Дуг и Урсула разговаривали наедине. И тогда вышел Дуг
к ней, где она безутешно скорчилась, обхватив колени, на
камнях, нависавших над фиолетовыми прудами - она назвала их по цвету
морские водоросли. Он был очень бледен под своим загаром. По крайней мере, его кожа была
такой же бронзовой, как обычно, но выражение его лица было таким, словно
«Лицо было белым», — объяснила Крис луне, слегка поёрзав от нетерпения.

 Дуг был краток и суров, совсем не похож на себя прежнего, весёлого и беззаботного.  И не похож на себя прошлой ночью.  Он сказал: «Это прощание — в каком-то смысле, храбрая маленькая девочка.  Хотя, осмелюсь сказать, я буду видеть тебя так же часто, как и раньше.  Но я надеялся... Неважно.  Всё кончено». Крис, порядочный парень в первую очередь должен поддержать свою жену, когда она...
расстроена. Мой бедный Тедди — я и не подозревал, что она так сильно обо мне заботилась... — Он резко остановился. — Ты понимаешь? Если нет — поймёшь однажды. Или
забудь. Так будет лучше. Я хочу, чтобы ты была счастлива. И, о боже, я
мог бы сделать тебя счастливой на каком-нибудь острове в Южных морях, на тёплом белом песке,
спускающемся к лагуне...

«Это не так уж сильно отличается от бухты Полпиннок», —
подумала Кристина. — «Но он говорит, что у него плохо с речью».

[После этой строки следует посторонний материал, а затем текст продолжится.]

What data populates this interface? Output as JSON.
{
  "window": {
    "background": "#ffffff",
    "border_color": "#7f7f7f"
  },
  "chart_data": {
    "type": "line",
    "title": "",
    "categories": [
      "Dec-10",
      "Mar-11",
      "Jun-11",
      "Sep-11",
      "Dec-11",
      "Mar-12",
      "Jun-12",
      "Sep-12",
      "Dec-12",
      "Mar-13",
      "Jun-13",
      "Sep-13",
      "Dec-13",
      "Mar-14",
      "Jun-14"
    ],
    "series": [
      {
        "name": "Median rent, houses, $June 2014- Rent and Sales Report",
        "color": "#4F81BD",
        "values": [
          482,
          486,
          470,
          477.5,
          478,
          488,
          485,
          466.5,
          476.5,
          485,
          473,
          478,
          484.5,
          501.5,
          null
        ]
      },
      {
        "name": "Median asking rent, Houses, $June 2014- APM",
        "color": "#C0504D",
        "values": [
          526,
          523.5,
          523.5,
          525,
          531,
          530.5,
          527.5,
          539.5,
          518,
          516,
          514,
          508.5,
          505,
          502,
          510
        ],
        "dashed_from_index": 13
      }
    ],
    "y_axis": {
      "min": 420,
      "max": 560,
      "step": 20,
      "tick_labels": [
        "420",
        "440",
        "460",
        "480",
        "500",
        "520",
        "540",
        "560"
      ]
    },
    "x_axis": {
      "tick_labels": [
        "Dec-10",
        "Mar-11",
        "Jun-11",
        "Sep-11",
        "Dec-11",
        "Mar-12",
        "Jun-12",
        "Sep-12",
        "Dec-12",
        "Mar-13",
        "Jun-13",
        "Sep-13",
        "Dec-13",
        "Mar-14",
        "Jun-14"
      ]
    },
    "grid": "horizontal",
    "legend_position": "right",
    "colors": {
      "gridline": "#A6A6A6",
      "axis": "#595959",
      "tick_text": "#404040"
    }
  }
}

Маленькое чёрное облачко резко пронеслось перед солнцем, закрыв его,
как раз в тот момент, когда он наклонился и поцеловал её. Его прощальный поцелуй. И
Кристин знала, что для неё и для него яркая жизнь закончилась.

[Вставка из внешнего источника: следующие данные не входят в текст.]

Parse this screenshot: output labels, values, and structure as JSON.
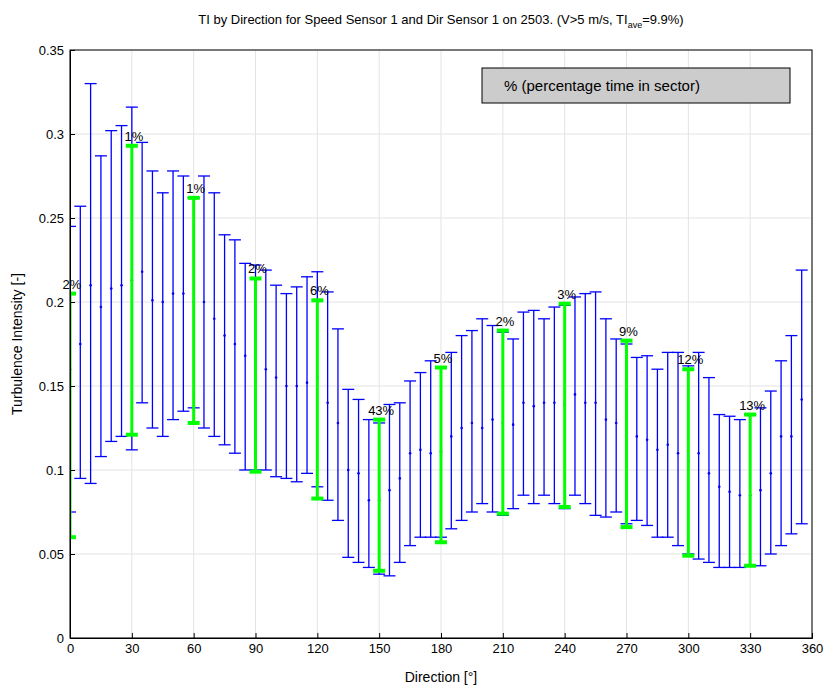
{
  "chart_data": {
    "type": "error_bar",
    "title": [
      "TI by Direction for Speed Sensor 1 and Dir Sensor 1 on 2503. (V>5 m/s, TI",
      "ave",
      "=9.9%)"
    ],
    "x_label": "Direction [°]",
    "y_label": "Turbulence Intensity [-]",
    "annotations": [
      "% (percentage time in sector)"
    ],
    "xlim": [
      0,
      360
    ],
    "xticks": [
      0,
      30,
      60,
      90,
      120,
      150,
      180,
      210,
      240,
      270,
      300,
      330,
      360
    ],
    "ylim": [
      0,
      0.35
    ],
    "yticks": [
      0,
      0.05,
      0.1,
      0.15,
      0.2,
      0.25,
      0.3,
      0.35
    ],
    "grid": true,
    "series": [
      {
        "color": "#0000ff",
        "marker": "dot",
        "x": [
          0,
          5,
          10,
          15,
          20,
          25,
          30,
          35,
          40,
          45,
          50,
          55,
          60,
          65,
          70,
          75,
          80,
          85,
          90,
          95,
          100,
          105,
          110,
          115,
          120,
          125,
          130,
          135,
          140,
          145,
          150,
          155,
          160,
          165,
          170,
          175,
          180,
          185,
          190,
          195,
          200,
          205,
          210,
          215,
          220,
          225,
          230,
          235,
          240,
          245,
          250,
          255,
          260,
          265,
          270,
          275,
          280,
          285,
          290,
          295,
          300,
          305,
          310,
          315,
          320,
          325,
          330,
          335,
          340,
          345,
          350,
          355
        ],
        "lower": [
          0.075,
          0.095,
          0.092,
          0.108,
          0.117,
          0.12,
          0.112,
          0.14,
          0.125,
          0.12,
          0.13,
          0.135,
          0.137,
          0.125,
          0.12,
          0.115,
          0.11,
          0.1,
          0.1,
          0.1,
          0.096,
          0.095,
          0.093,
          0.098,
          0.09,
          0.082,
          0.07,
          0.048,
          0.045,
          0.042,
          0.038,
          0.037,
          0.045,
          0.055,
          0.06,
          0.06,
          0.06,
          0.065,
          0.07,
          0.075,
          0.08,
          0.075,
          0.073,
          0.077,
          0.085,
          0.08,
          0.085,
          0.08,
          0.077,
          0.085,
          0.08,
          0.073,
          0.072,
          0.075,
          0.068,
          0.07,
          0.067,
          0.06,
          0.06,
          0.055,
          0.05,
          0.047,
          0.045,
          0.042,
          0.042,
          0.042,
          0.043,
          0.043,
          0.05,
          0.055,
          0.062,
          0.068
        ],
        "mean": [
          0.16,
          0.175,
          0.21,
          0.197,
          0.208,
          0.21,
          0.213,
          0.218,
          0.201,
          0.2,
          0.205,
          0.205,
          0.2,
          0.2,
          0.19,
          0.18,
          0.175,
          0.168,
          0.152,
          0.16,
          0.155,
          0.15,
          0.15,
          0.152,
          0.155,
          0.14,
          0.128,
          0.1,
          0.098,
          0.082,
          0.082,
          0.088,
          0.095,
          0.11,
          0.112,
          0.11,
          0.111,
          0.12,
          0.125,
          0.128,
          0.125,
          0.13,
          0.128,
          0.127,
          0.14,
          0.138,
          0.14,
          0.14,
          0.139,
          0.145,
          0.14,
          0.14,
          0.13,
          0.128,
          0.125,
          0.12,
          0.118,
          0.112,
          0.115,
          0.11,
          0.105,
          0.11,
          0.098,
          0.09,
          0.087,
          0.085,
          0.085,
          0.088,
          0.098,
          0.12,
          0.12,
          0.142
        ],
        "upper": [
          0.245,
          0.257,
          0.33,
          0.287,
          0.302,
          0.305,
          0.316,
          0.295,
          0.278,
          0.265,
          0.278,
          0.275,
          0.262,
          0.275,
          0.265,
          0.24,
          0.237,
          0.223,
          0.222,
          0.219,
          0.21,
          0.205,
          0.209,
          0.215,
          0.218,
          0.206,
          0.184,
          0.148,
          0.142,
          0.13,
          0.128,
          0.139,
          0.14,
          0.153,
          0.158,
          0.165,
          0.161,
          0.17,
          0.18,
          0.183,
          0.19,
          0.186,
          0.182,
          0.178,
          0.194,
          0.195,
          0.19,
          0.197,
          0.198,
          0.203,
          0.205,
          0.206,
          0.19,
          0.178,
          0.175,
          0.167,
          0.168,
          0.16,
          0.17,
          0.17,
          0.162,
          0.17,
          0.155,
          0.133,
          0.132,
          0.13,
          0.133,
          0.137,
          0.147,
          0.165,
          0.18,
          0.219
        ]
      },
      {
        "color": "#00ff00",
        "x": [
          0,
          30,
          60,
          90,
          120,
          150,
          180,
          210,
          240,
          270,
          300,
          330
        ],
        "lower": [
          0.06,
          0.121,
          0.128,
          0.099,
          0.083,
          0.04,
          0.057,
          0.074,
          0.078,
          0.066,
          0.049,
          0.043
        ],
        "upper": [
          0.205,
          0.293,
          0.262,
          0.214,
          0.201,
          0.13,
          0.161,
          0.183,
          0.199,
          0.177,
          0.16,
          0.133
        ],
        "percent_time": [
          2,
          1,
          1,
          2,
          6,
          43,
          5,
          2,
          3,
          9,
          12,
          13
        ],
        "percent_labels": [
          "2%",
          "1%",
          "1%",
          "2%",
          "6%",
          "43%",
          "5%",
          "2%",
          "3%",
          "9%",
          "12%",
          "13%"
        ]
      }
    ]
  }
}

 Правда, тётя Лавви была просто прелесть и сказала, что
Кристин должна была приехать в качестве гостьи к Лабурнумам на по-настоящему весёлое домашнее Рождество. Тётя Лавви была великолепна, потому что, хотя она и должна была понимать, что никакие развлечения не смогут по-настоящему развеселить Крис после её трагедии, всё же с её стороны было мило попытаться дать ей что-то, чего она могла бы ждать с нетерпением.

 Два с половиной месяца... Сколько сестёр и братьев Урсулы
приедут? Нина и Лотти — тётя Лавви немного рассказала ей о семье Максвеллов.
Не о Банни, он был в Новой Зеландии, а о Хэле, старшем мальчике, который приедет на каникулы из Лондона... Он был высоким и
красивый, как Дуг, только, конечно, не такой большой и красивый.

Дадут ли ей там красивую комнату? Такую же красивую, как эта?
В пансионе она всегда жила в одной комнате с тётей, но
гораздо приятнее спать одной... как хорошо быть одной в этой комнате
... даже с разбитым сердцем... Кристин удовлетворённо вздохнула.